You also can embark on a mixed-reality journey through the birth and evolution of the universe, thanks to the Big Bang AR app, through collaboration with CERN and the European Organization for Nuclear Research. (And voice-over narration is provided by Oscar-winning actress Tilda Swinton.) The app uses Google Augmented Reality (ARCore) that’s only supported on certain devices, but if yours is one of them, you can witness stars forming and hold Earth in the palm of your hand.
There are also five stories from CERN that explore and explain the discovery of the Higgs boson, the invention of the World Wide Web, and antimatter, along with a tour of the CERN facility and fun facts about the research center itself.
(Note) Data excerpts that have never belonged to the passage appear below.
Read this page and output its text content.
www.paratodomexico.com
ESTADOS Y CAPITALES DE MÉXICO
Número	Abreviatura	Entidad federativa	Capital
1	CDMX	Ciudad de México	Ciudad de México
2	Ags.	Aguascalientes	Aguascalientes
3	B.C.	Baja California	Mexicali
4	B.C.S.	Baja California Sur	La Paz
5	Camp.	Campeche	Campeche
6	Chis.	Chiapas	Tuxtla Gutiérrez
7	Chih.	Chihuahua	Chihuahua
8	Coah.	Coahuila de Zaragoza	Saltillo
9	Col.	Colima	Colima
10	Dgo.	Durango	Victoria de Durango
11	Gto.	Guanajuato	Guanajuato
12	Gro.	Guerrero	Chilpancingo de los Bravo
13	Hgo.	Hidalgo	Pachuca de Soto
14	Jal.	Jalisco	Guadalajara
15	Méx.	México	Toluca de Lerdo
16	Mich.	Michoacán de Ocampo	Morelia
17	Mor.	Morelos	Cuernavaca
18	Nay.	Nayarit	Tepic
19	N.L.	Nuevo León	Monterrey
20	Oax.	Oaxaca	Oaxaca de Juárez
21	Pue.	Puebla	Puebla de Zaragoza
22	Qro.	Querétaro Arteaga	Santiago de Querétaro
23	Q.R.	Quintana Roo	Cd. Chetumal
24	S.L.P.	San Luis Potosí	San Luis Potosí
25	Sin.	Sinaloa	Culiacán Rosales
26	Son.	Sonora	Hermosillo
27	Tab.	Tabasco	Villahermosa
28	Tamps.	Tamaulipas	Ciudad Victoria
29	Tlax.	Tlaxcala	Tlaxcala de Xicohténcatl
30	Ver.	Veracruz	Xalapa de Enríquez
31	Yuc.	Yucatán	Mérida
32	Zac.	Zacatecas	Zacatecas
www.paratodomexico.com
And as we approach the time when humans set foot on Mars, there’s a visualization of what the SpaceX Interplanetary Transport System could look like, via YouTube. It walks through the art and science of the spacecraft, the launch, and the flight to the red planet.
But it’s not all space and science. You can also learn how influential inventions came to be, from the first arrowheads to more modern creations like the emoji, and even the humble cheeseburger. And get lost in a collection of artists and art movements, from classical to modern, including a documentary about one of the most famous contemporary artists in the world.
In addition to the site, the Once Upon a Try exhibits are also available through the Google Arts & Culture app on Android and iOS, so take an app break and learn something new about the universe around us.